Like all other seafood, squid too is one of my favourites! Here, I have tried out a starter with squid...

Preparation time - 30 minutes + 3 hours of marination for squid

Cooking time - 30 minutes

Ingredients:

Squid - 750 gm

For the marination:

Kashmiri red chilli powder - 3 tsp

Red chilli sauce - 1 tsp

Salt - to taste

For the sauce:

Spring onion bulbs - 1 bunch

Shallots - 7, finely sliced

Ginger paste - 2 tbsp

Green Chillies - 2, chopped

Corn starch - 2 tbsp, mixed with water to  make a smooth paste

Soya sauce - 1/3 cup

Tomato sauce - 1/2 cup

Salt - to taste

Stalks of spring onion - for garnishing, finely chopped

For the batter:

Flour - 11/2 cup

Corn starch - 1/2 cup

Water - 1 cup

Chilli flakes - 1 1/2 tsp

Green stalks of spring onion - 2 tbsp, finely chopped

Eggs - 2


Method:

1. Clean, wash and cut squid into rings.

2. In a bowl, add all the ingredients for marination and mix well. Add the squid rings. Close and keep aside to marinate for 3 hours.


For the sauce:

1. In a pan, heat 2 tbsp oil. Add chopped green chillies.

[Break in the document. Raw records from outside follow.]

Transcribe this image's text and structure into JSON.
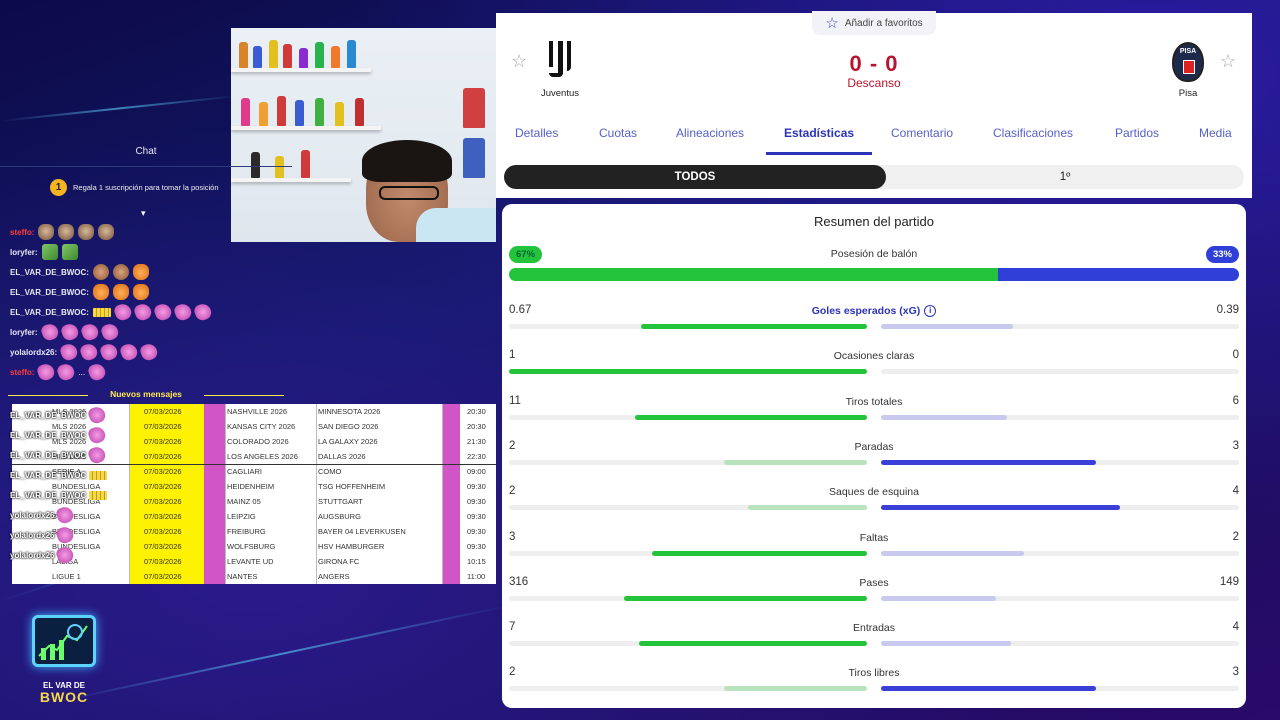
{
  "chat": {
    "title": "Chat",
    "pinned": {
      "badge": "1",
      "text": "Regala 1 suscripción para tomar la posición"
    },
    "lines": [
      {
        "user": "steffo:",
        "color": "#ff3b3b",
        "emotes": [
          "cat",
          "cat",
          "cat",
          "cat"
        ]
      },
      {
        "user": "loryfer:",
        "color": "#e8e8f5",
        "emotes": [
          "money",
          "money"
        ]
      },
      {
        "user": "EL_VAR_DE_BWOC:",
        "color": "#e8e8f5",
        "emotes": [
          "face",
          "face",
          "orange"
        ]
      },
      {
        "user": "EL_VAR_DE_BWOC:",
        "color": "#e8e8f5",
        "emotes": [
          "orange",
          "orange",
          "orange"
        ]
      },
      {
        "user": "EL_VAR_DE_BWOC:",
        "color": "#e8e8f5",
        "emotes": [
          "gold",
          "pink",
          "pink",
          "pink",
          "pink",
          "pink"
        ]
      },
      {
        "user": "loryfer:",
        "color": "#e8e8f5",
        "emotes": [
          "pink",
          "pink",
          "pink",
          "pink"
        ]
      },
      {
        "user": "yolalordx26:",
        "color": "#e8e8f5",
        "emotes": [
          "pink",
          "pink",
          "pink",
          "pink",
          "pink"
        ]
      },
      {
        "user": "steffo:",
        "color": "#ff3b3b",
        "emotes": [
          "pink",
          "pink",
          "dots",
          "pink"
        ]
      }
    ],
    "new_messages": "Nuevos mensajes",
    "dots": "..."
  },
  "overlay_users": [
    {
      "user": "EL_VAR_DE_BWOC",
      "emote": "pink"
    },
    {
      "user": "EL_VAR_DE_BWOC",
      "emote": "pink"
    },
    {
      "user": "EL_VAR_DE_BWOC",
      "emote": "pink"
    },
    {
      "user": "EL_VAR_DE_BWOC",
      "emote": "gold"
    },
    {
      "user": "EL_VAR_DE_BWOC",
      "emote": "gold"
    },
    {
      "user": "yolalordx26",
      "emote": "pink"
    },
    {
      "user": "yolalordx26",
      "emote": "pink"
    },
    {
      "user": "yolalordx26",
      "emote": "pink"
    }
  ],
  "schedule": [
    {
      "league": "MLS 2026",
      "date": "07/03/2026",
      "home": "NASHVILLE 2026",
      "away": "MINNESOTA 2026",
      "time": "20:30"
    },
    {
      "league": "MLS 2026",
      "date": "07/03/2026",
      "home": "KANSAS CITY 2026",
      "away": "SAN DIEGO 2026",
      "time": "20:30"
    },
    {
      "league": "MLS 2026",
      "date": "07/03/2026",
      "home": "COLORADO 2026",
      "away": "LA GALAXY 2026",
      "time": "21:30"
    },
    {
      "league": "MLS 2026",
      "date": "07/03/2026",
      "home": "LOS ANGELES 2026",
      "away": "DALLAS 2026",
      "time": "22:30"
    },
    {
      "league": "SERIE A",
      "date": "07/03/2026",
      "home": "CAGLIARI",
      "away": "COMO",
      "time": "09:00"
    },
    {
      "league": "BUNDESLIGA",
      "date": "07/03/2026",
      "home": "HEIDENHEIM",
      "away": "TSG HOFFENHEIM",
      "time": "09:30"
    },
    {
      "league": "BUNDESLIGA",
      "date": "07/03/2026",
      "home": "MAINZ 05",
      "away": "STUTTGART",
      "time": "09:30"
    },
    {
      "league": "BUNDESLIGA",
      "date": "07/03/2026",
      "home": "LEIPZIG",
      "away": "AUGSBURG",
      "time": "09:30"
    },
    {
      "league": "BUNDESLIGA",
      "date": "07/03/2026",
      "home": "FREIBURG",
      "away": "BAYER 04 LEVERKUSEN",
      "time": "09:30"
    },
    {
      "league": "BUNDESLIGA",
      "date": "07/03/2026",
      "home": "WOLFSBURG",
      "away": "HSV HAMBURGER",
      "time": "09:30"
    },
    {
      "league": "LALIGA",
      "date": "07/03/2026",
      "home": "LEVANTE UD",
      "away": "GIRONA FC",
      "time": "10:15"
    },
    {
      "league": "LIGUE 1",
      "date": "07/03/2026",
      "home": "NANTES",
      "away": "ANGERS",
      "time": "11:00"
    }
  ],
  "logo": {
    "line1": "EL VAR DE",
    "line2": "BWOC"
  },
  "match": {
    "favorite_label": "Añadir a favoritos",
    "home_team": "Juventus",
    "away_team": "Pisa",
    "away_badge": "PISA",
    "score": "0 - 0",
    "status": "Descanso",
    "tabs": [
      "Detalles",
      "Cuotas",
      "Alineaciones",
      "Estadísticas",
      "Comentario",
      "Clasificaciones",
      "Partidos",
      "Media"
    ],
    "active_tab": "Estadísticas",
    "periods": {
      "all": "TODOS",
      "first": "1º"
    }
  },
  "stats": {
    "title": "Resumen del partido",
    "possession": {
      "label": "Posesión de balón",
      "home": "67%",
      "away": "33%",
      "home_pct": 67
    },
    "rows": [
      {
        "label": "Goles esperados (xG)",
        "home": "0.67",
        "away": "0.39",
        "h": 0.67,
        "a": 0.39,
        "link": true
      },
      {
        "label": "Ocasiones claras",
        "home": "1",
        "away": "0",
        "h": 1,
        "a": 0
      },
      {
        "label": "Tiros totales",
        "home": "11",
        "away": "6",
        "h": 11,
        "a": 6
      },
      {
        "label": "Paradas",
        "home": "2",
        "away": "3",
        "h": 2,
        "a": 3
      },
      {
        "label": "Saques de esquina",
        "home": "2",
        "away": "4",
        "h": 2,
        "a": 4
      },
      {
        "label": "Faltas",
        "home": "3",
        "away": "2",
        "h": 3,
        "a": 2
      },
      {
        "label": "Pases",
        "home": "316",
        "away": "149",
        "h": 316,
        "a": 149
      },
      {
        "label": "Entradas",
        "home": "7",
        "away": "4",
        "h": 7,
        "a": 4
      },
      {
        "label": "Tiros libres",
        "home": "2",
        "away": "3",
        "h": 2,
        "a": 3
      }
    ]
  },
  "colors": {
    "home": "#23c43b",
    "away": "#2f3fd8",
    "score": "#b8142f",
    "accent": "#2b33b8"
  }
}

2. When the colour changes, add the finely sliced shallots. Saute for a minute or two. Then add the spring onions and saute for 5-6 minutes. Now, add the ginger paste and saute till the raw smell goes.


3. Now, add the sauces and mix well. Cook for 2-3 minutes. Close and keep aside.


For the Batter:

1. In a bowl mix together flour, cornstarch, chilli flakes, spring onions, eggs, salt and water according to consistency. the batter should not be very thin.


2. Heat oil in a kadai. Take each squid ring and dip it well in the batter  so that it coats well on all sides. Slowly drop it in the oil. When it turns golden brown flip the side. When done remove and drain on a kitchen absorbent paper. Repeat for all the rings.





3. Now, slowly add all the fried squid rings to the prepared the sauce. (It should be warm). Mix with care. When the sauce bubbles at the side, add the cornstarch. Mix slowly. Cook for 1-2 minutes till it gets thick and saucy. 

4. Transfer to a serving bowl. Garnish with finely chopped green stalks.